Additive value of immunoassay-measured fibrinogen and high-sensitivity C-reactive protein levels for predicting incident cardiovascular events.Circulation. 2006 Aug 01; 114(5):381-7.Circ
Current guidelines suggest measuring high-sensitivity C-reactive protein (hs-CRP) as an aid to coronary risk assessment in adults without cardiovascular disease (CVD). Whether other inflammatory biomarkers, such as fibrinogen, add further prognostic information is uncertain.
METHODS AND RESULTS
In a prospective study of 27,742 initially healthy middle-aged women, the associations of baseline immunoassay fibrinogen and hs-CRP measurements with incident CVD were examined over a 10-year follow-up period.
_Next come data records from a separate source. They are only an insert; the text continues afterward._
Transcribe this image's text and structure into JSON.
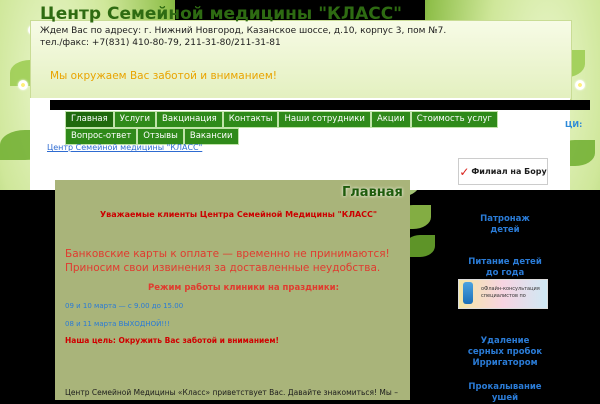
{
  "header": {
    "title": "Центр Семейной медицины \"КЛАСС\"",
    "address": "Ждем Вас по адресу: г. Нижний Новгород, Казанское шоссе, д.10, корпус 3, пом №7.",
    "phone": "тел./факс: +7(831) 410-80-79, 211-31-80/211-31-81",
    "slogan": "Мы окружаем Вас заботой и вниманием!"
  },
  "nav": {
    "items": [
      {
        "label": "Главная"
      },
      {
        "label": "Услуги"
      },
      {
        "label": "Вакцинация"
      },
      {
        "label": "Контакты"
      },
      {
        "label": "Наши сотрудники"
      },
      {
        "label": "Акции"
      },
      {
        "label": "Стоимость услуг"
      },
      {
        "label": "Вопрос-ответ"
      },
      {
        "label": "Отзывы"
      },
      {
        "label": "Вакансии"
      }
    ],
    "stray_text": "ЦИ:"
  },
  "breadcrumb": "Центр Семейной медицины \"КЛАСС\"",
  "main": {
    "title": "Главная",
    "notice_heading": "Уважаемые клиенты Центра Семейной Медицины \"КЛАСС\"",
    "card_notice_1": "Банковские карты к оплате — временно не принимаются!",
    "card_notice_2": "Приносим свои извинения за доставленные неудобства.",
    "holiday_heading": "Режим работы клиники на праздники:",
    "schedule_1": "09 и 10 марта — с 9.00 до 15.00",
    "schedule_2": "08 и 11 марта ВЫХОДНОЙ!!!",
    "goal": "Наша цель: Окружить Вас заботой и вниманием!",
    "welcome": "Центр Семейной Медицины «Класс» приветствует Вас. Давайте знакомиться! Мы –"
  },
  "sidebar": {
    "filial_banner": "Филиал на Бору",
    "links": [
      {
        "line1": "Патронаж",
        "line2": "детей"
      },
      {
        "line1": "Питание детей",
        "line2": "до года"
      },
      {
        "line1": "Удаление",
        "line2": "серных пробок",
        "line3": "Ирригатором"
      },
      {
        "line1": "Прокалывание",
        "line2": "ушей"
      }
    ],
    "banner_line1": "оФлайн-консультация",
    "banner_line2": "специалистов по"
  },
  "colors": {
    "nav_green": "#2f8a1a",
    "title_green": "#2e6b12",
    "slogan_orange": "#e9a400",
    "alert_red": "#e03b2f",
    "link_blue": "#2a7bd6",
    "main_panel": "#a9b47a"
  }
}
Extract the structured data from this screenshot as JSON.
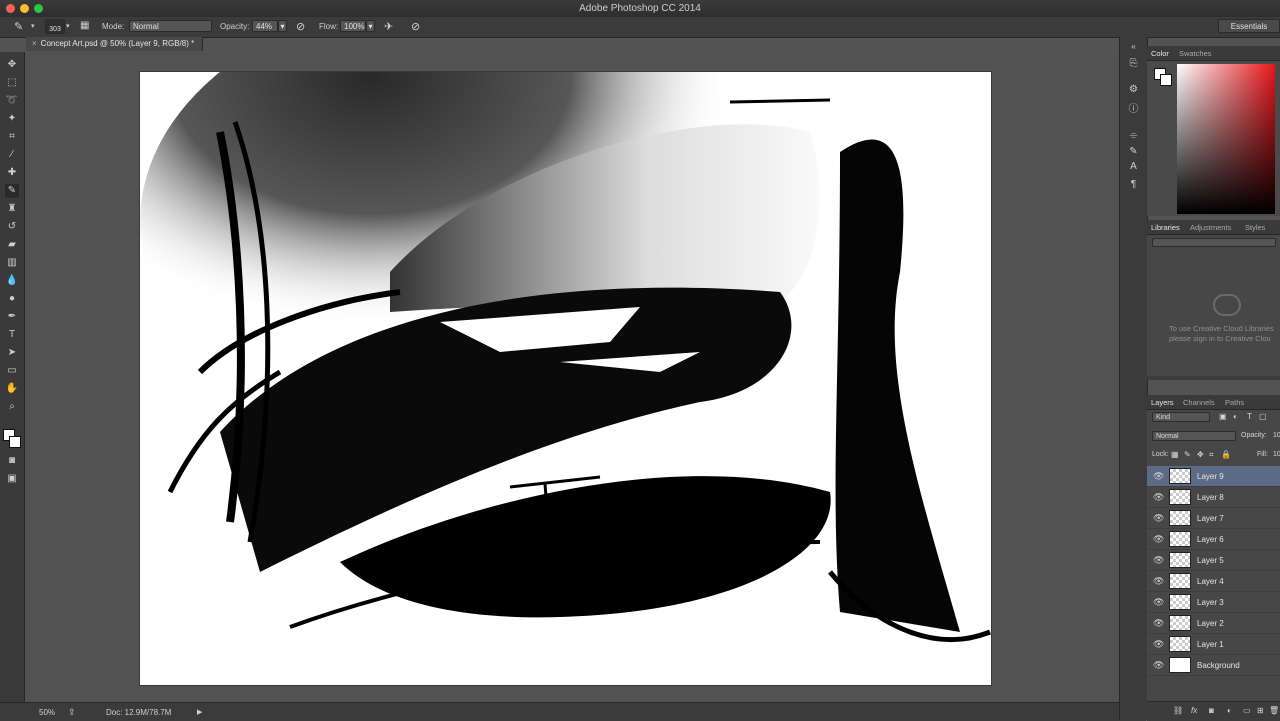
{
  "app": {
    "title": "Adobe Photoshop CC 2014"
  },
  "options": {
    "brush_size": "303",
    "mode_label": "Mode:",
    "mode_value": "Normal",
    "opacity_label": "Opacity:",
    "opacity_value": "44%",
    "flow_label": "Flow:",
    "flow_value": "100%",
    "workspace": "Essentials"
  },
  "document": {
    "tab_title": "Concept Art.psd @ 50% (Layer 9, RGB/8) *"
  },
  "status": {
    "zoom": "50%",
    "doc_size": "Doc: 12.9M/78.7M"
  },
  "color_panel": {
    "tabs": [
      "Color",
      "Swatches"
    ],
    "hue_color": "#e8161c"
  },
  "libraries_panel": {
    "tabs": [
      "Libraries",
      "Adjustments",
      "Styles"
    ],
    "message_line1": "To use Creative Cloud Libraries",
    "message_line2": "please sign in to Creative Clou"
  },
  "layers_panel": {
    "tabs": [
      "Layers",
      "Channels",
      "Paths"
    ],
    "filter_kind": "Kind",
    "blend_mode": "Normal",
    "opacity_label": "Opacity:",
    "opacity_value": "10",
    "lock_label": "Lock:",
    "fill_label": "Fill:",
    "fill_value": "10",
    "layers": [
      {
        "name": "Layer 9",
        "selected": true
      },
      {
        "name": "Layer 8",
        "selected": false
      },
      {
        "name": "Layer 7",
        "selected": false
      },
      {
        "name": "Layer 6",
        "selected": false
      },
      {
        "name": "Layer 5",
        "selected": false
      },
      {
        "name": "Layer 4",
        "selected": false
      },
      {
        "name": "Layer 3",
        "selected": false
      },
      {
        "name": "Layer 2",
        "selected": false
      },
      {
        "name": "Layer 1",
        "selected": false
      },
      {
        "name": "Background",
        "selected": false
      }
    ]
  }
}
Compared with women in the bottom biomarker quintile, age-adjusted hazard ratios (95% confidence intervals [CIs]) for incident CVD for quintiles 2 to 5 of fibrinogen were 1.10 (0.86 to 1.41), 1.30 (1.03 to 1.65), 1.46 (1.16 to 1.85), and 2.43 (1.95 to 3.02); for hs-CRP they were 1.48 (1.06 to 2.05), 1.70 (1.24 to 2.33), 2.20 (1.63 to 2.96), and 3.24 (2.43 to 4.31). After further adjustment for established risk factors, both biomarkers remained associated (P for trend < or = 0.001) with incident CVD (hazard ratio, 1.35; 95% CI, 1.07 to 1.71 for top fibrinogen quintile; and hazard ratio, 1.68; 95% CI, 1.22 to 2.29 for top hs-CRP quintile compared with the bottom quintiles). Further adjustment for the other biomarker resulted in hazard ratios of 1.23 and 1.56 (P for trend = 0.02 and 0.002), respectively. Although fibrinogen correlated positively with hs-CRP (rs = 0.41, P < 0.001), the highest CVD risk was associated with elevated levels of both fibrinogen and hs-CRP: age-adjusted hazard ratio of 3.45 (95% CI, 2.60 to 4.57) for women with fibrinogen > 393 mg/dL and hs-CRP > 3 mg/L compared with < 329 mg/dL and < 1 mg/L, respectively.
In this cohort of initially healthy women, baseline levels of fibrinogen measured with a high-quality immunoassay provided additive value to hs-CRP and traditional risk factors in predicting incident CVD.